Four recent Albany Law School alumni were named to regional lists showcasing emerging leaders across numerous industries.
The Albany Business Review’s 40 Under 40 Class of 2021 featured Amanda De Vito Trinsey ’11 and Brendan Venter ’13.
De Vito Trinsey a partner at Couch White LLP, focuses on energy policy and environmental law.
“Throughout my career, I have oftentimes heard people say that you can’t possibly do it all – have a family and be a full-time attorney with aspirations for partnership and firm management – and that eventually you will have to choose,” De Vito Trinsey told the Business Review. “I never bought into that propaganda. In fact, I am a big proponent of being able to do it all if you work hard and make smart choices.”
Venter a partner in the immigration practice group at Harris Beach PLLC made the jump to the firm two years ago.

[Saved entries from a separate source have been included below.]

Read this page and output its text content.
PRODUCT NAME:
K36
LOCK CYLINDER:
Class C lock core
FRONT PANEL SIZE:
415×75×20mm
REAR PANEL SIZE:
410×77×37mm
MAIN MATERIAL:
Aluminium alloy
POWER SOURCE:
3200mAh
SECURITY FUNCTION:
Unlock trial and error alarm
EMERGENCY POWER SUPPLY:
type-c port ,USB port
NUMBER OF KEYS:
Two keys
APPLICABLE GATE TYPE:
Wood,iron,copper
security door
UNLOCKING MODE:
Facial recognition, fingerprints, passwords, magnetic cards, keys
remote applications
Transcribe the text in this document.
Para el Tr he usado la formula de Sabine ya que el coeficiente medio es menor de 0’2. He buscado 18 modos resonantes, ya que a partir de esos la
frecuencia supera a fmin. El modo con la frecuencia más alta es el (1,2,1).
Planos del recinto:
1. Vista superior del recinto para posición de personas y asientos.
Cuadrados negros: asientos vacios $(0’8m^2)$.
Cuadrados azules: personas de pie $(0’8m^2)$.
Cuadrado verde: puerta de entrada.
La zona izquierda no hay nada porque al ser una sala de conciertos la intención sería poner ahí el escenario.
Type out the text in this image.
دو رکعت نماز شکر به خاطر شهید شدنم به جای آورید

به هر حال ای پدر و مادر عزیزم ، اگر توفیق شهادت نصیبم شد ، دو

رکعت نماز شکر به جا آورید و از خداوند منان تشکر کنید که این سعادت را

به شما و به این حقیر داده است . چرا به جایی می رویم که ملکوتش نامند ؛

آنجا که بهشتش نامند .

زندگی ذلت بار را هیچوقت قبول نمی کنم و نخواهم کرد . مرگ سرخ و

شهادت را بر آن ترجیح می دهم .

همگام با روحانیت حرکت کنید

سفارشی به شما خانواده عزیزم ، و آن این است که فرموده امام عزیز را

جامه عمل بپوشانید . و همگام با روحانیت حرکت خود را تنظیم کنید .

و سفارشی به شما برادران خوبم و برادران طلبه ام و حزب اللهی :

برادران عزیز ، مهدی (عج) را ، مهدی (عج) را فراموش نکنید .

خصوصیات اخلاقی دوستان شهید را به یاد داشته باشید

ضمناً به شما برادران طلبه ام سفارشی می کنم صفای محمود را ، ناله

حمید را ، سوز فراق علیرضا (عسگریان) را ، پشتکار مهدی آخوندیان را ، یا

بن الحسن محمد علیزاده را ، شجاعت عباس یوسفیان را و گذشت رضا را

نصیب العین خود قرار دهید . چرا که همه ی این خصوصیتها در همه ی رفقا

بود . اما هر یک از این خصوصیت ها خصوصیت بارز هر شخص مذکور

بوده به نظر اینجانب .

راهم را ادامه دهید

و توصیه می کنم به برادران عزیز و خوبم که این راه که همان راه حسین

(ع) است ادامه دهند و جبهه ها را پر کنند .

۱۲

“Immigration law is never boring – I’m routinely working on 10-20 different files each day that touch so many different industries. ... I’m in a position to be able to have an immediate and significant impact on the lives of our clients. When we’re fighting with the government on a client’s behalf, it’s not over money, but rather to enable that individual to come to or stay in the United States and achieve their ‘American Dream,’ whether that be to further their career or to reunite with family. It’s a very rewarding area of law to practice,” he told the Business Review.
City & State NY announced their 40 Under 40 groupings in mid-July and featured Katie Birchenough ‘17 and Jeremy Cooney ’10 on the Albany list.
Birchenough, an associate attorney at Greenberg Traurig, specializes in complex commercial litigation, governmental law, and policy affairs, but wasn’t always set on a career in law. She started working in government .as a legislative analyst across several committees within the State Assembly and negotiated and drafted several pieces of legislation. As she learned more, a J.D. seemed like a perfect addition to continue this advocacy work.
“It was neat to be there at that time because we were able to push for reform of an entire system,” she told the Business Review. “But eventually, individual people would come up to tell me that they needed legislation or a new bill passed. And I would tell them, ‘There’s already laws on the books, you need an advocate.’ I realized that I didn't have the ability to do that because I wasn't an attorney. So, I made the decision to go to law school.”
State Senator Jeremy Cooney grew up in Rochester and has made strategic career moves to give back his hometown.
“When you’re raised by a single mom, the community helps raise you,” he told the Business Review. “Running for office gave me the opportunity to give back to the community that helped raise me.”
Cooney, who was sworn in to the state senate in January, has focused on affordable health care and equitable public education. Describing it as a “pivotal moment of (his) first six months in office” and a “tremendous opportunity,” Cooney helped pass a $475 million Rochester School Modernization Program measure that will update facilities and create an estimated 7,000 jobs over the next few years for the alma mater school district.